生まれて初めてのとんでもない性欲に見舞われ、脳が身体を制御出来ずに、ナニかをものすごく元気にしながらサンに襲いかかった。

猿のように腰を振ってサンにナニかを擦り付けるも、性欲はどんどんと高まる一方で、ナナは大混乱の中恐怖に包まれた。


「サン!ナナを水浴びにでも連れてって、鎮めてやってくれ!」

「あ、はい!でもその・・・宜しいのでしょうか?」

「仕方ないだろ。まあ俺だと思ってサンもほら・・・な?」

「か、かしこまりました!では奥様こちらへ。そこを出るまで少し前かがみになっていただいて・・・そうですそうです!すぐに楽にしてあげますので」


言葉を濁しながらドモンはサンに何かを伝えた。

ハンカチでドモンの格好をしたナナの大事な部分を隠しながら、ゆっくり手を引いて歩くサンの姿はまるで介護士。


ドモンは体を無理やり入れ替わりさせられた怒りを除いて、意外と冷静だった。

『女の体になったらやってみたいこと』なんて色々あったはずなのに、今は全くその気がない。

素っ裸になって鏡の前に立ってやろうとか、女風呂に入るとか、なぜそんなバカなことを考えていたのか?と自分にガッカリするほど。


一応一度くらいは『女の幸せ』ってやつを味わってはみたいが、心が男のまま知らない男に抱かれるのも嫌だし、ましてや自分に抱かれるのなんて以ての外。

それよりも今はおしっこが上手く出来るかが心配。下半身の違和感がすごい。


「それについてはワタクシが指南致しますわ。ついていらして」

「おぉ悪いな・・・うわっあぶねっ!!いってぇ・・・」

「足元お気をつけなさいまし」

「気をつけろったって足元なんておっぱいのせいでまるで見えねーぞ。そりゃしょっちゅう転んで皿割るはずだ。ええとエリーが言うには階段は横向きでだったな」


転んでぶつけた膝が普段の数倍痛い。

ただその後、重い胸のせいでバランスを崩し何度か尻餅をついたが、ポヨンポヨンと跳ねただけで尻は全く痛くない。

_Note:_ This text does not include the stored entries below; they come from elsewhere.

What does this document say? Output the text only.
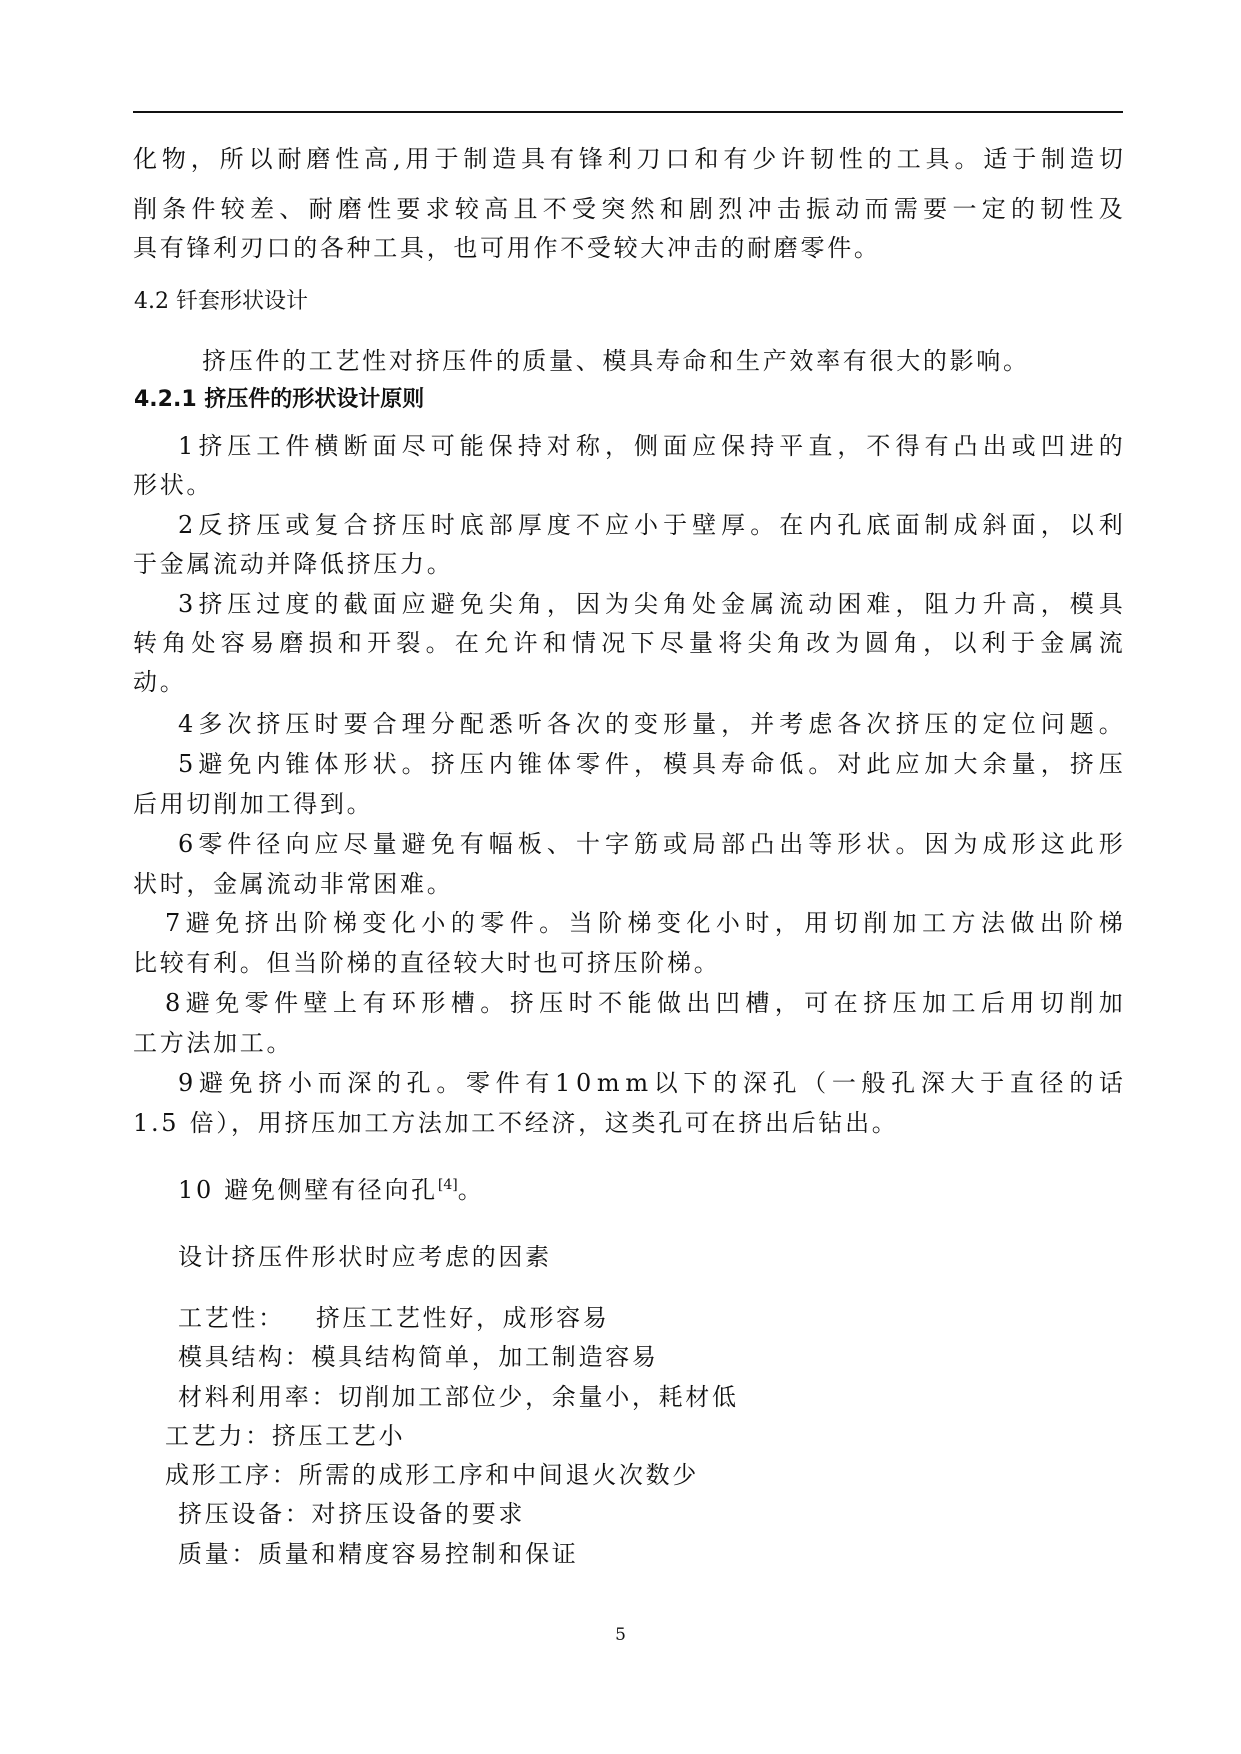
化 物 ， 所 以 耐 磨 性 高 , 用 于 制 造 具 有 锋 利 刀 口 和 有 少 许 韧 性 的 工 具 。 适 于 制 造 切

削 条 件 较 差 、 耐 磨 性 要 求 较 高 且 不 受 突 然 和 剧 烈 冲 击 振 动 而 需 要 一 定 的 韧 性 及

具有锋利刃口的各种工具，也可用作不受较大冲击的耐磨零件。

4.2 钎套形状设计

挤压件的工艺性对挤压件的质量、模具寿命和生产效率有很大的影响。

4.2.1 挤压件的形状设计原则

1 挤 压 工 件 横 断 面 尽 可 能 保 持 对 称 ， 侧 面 应 保 持 平 直 ， 不 得 有 凸 出 或 凹 进 的

形状。

2 反 挤 压 或 复 合 挤 压 时 底 部 厚 度 不 应 小 于 壁 厚 。 在 内 孔 底 面 制 成 斜 面 ， 以 利

于金属流动并降低挤压力。

3 挤 压 过 度 的 截 面 应 避 免 尖 角 ， 因 为 尖 角 处 金 属 流 动 困 难 ， 阻 力 升 高 ， 模 具

转 角 处 容 易 磨 损 和 开 裂 。 在 允 许 和 情 况 下 尽 量 将 尖 角 改 为 圆 角 ， 以 利 于 金 属 流

动。

4 多 次 挤 压 时 要 合 理 分 配 悉 听 各 次 的 变 形 量 ， 并 考 虑 各 次 挤 压 的 定 位 问 题 。

5 避 免 内 锥 体 形 状 。 挤 压 内 锥 体 零 件 ， 模 具 寿 命 低 。 对 此 应 加 大 余 量 ， 挤 压

后用切削加工得到。

6 零 件 径 向 应 尽 量 避 免 有 幅 板 、 十 字 筋 或 局 部 凸 出 等 形 状 。 因 为 成 形 这 此 形

状时，金属流动非常困难。

7 避 免 挤 出 阶 梯 变 化 小 的 零 件 。 当 阶 梯 变 化 小 时 ， 用 切 削 加 工 方 法 做 出 阶 梯

比较有利。但当阶梯的直径较大时也可挤压阶梯。

8 避 免 零 件 壁 上 有 环 形 槽 。 挤 压 时 不 能 做 出 凹 槽 ， 可 在 挤 压 加 工 后 用 切 削 加

工方法加工。

9 避 免 挤 小 而 深 的 孔 。 零 件 有 1 0 m m 以 下 的 深 孔 （ 一 般 孔 深 大 于 直 径 的 话

1.5 倍），用挤压加工方法加工不经济，这类孔可在挤出后钻出。

10 避免侧壁有径向孔[4]。

设计挤压件形状时应考虑的因素

工艺性：   挤压工艺性好，成形容易

模具结构：模具结构简单，加工制造容易

材料利用率：切削加工部位少，余量小，耗材低

工艺力：挤压工艺小

成形工序：所需的成形工序和中间退火次数少

挤压设备：对挤压设备的要求

质量：质量和精度容易控制和保证

5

「そんなに力まなくても・・・もっと力を抜くような感じで。尿道が切れてしまいますわよ?」

「だ、だってそんなこと言ったってよ・・・こうかな?あーなんか体の真ん中から全部抜けて・・・にしてもすごい勢いだな。尻の方まで垂れちまって・・・女ってのは大変だな」

「だからそこまで力を込めなくても宜しいのですわよ。さあ拭いて差し上げますわ」

「デカい胸のせいで拭かれてる様子が全く見えないから、なんか恥ずかしいなこれ。でもどうもこれ?・・・恥ずかしいのがそ、その・・・なんだか妙な気持ちだ」



・・・と、ドモン達が悪戦苦闘してる中、王宮の中は騒然としていた。

あの声は女神なのか悪魔なのか?

ただそれよりもこのドモンとナナの騒動により、あの大きな火の玉よりもすごい超常現象を現に見せられた。


やはり人がどうこう出来るものではない。命どころか、その魂すらその手に握られているのだから。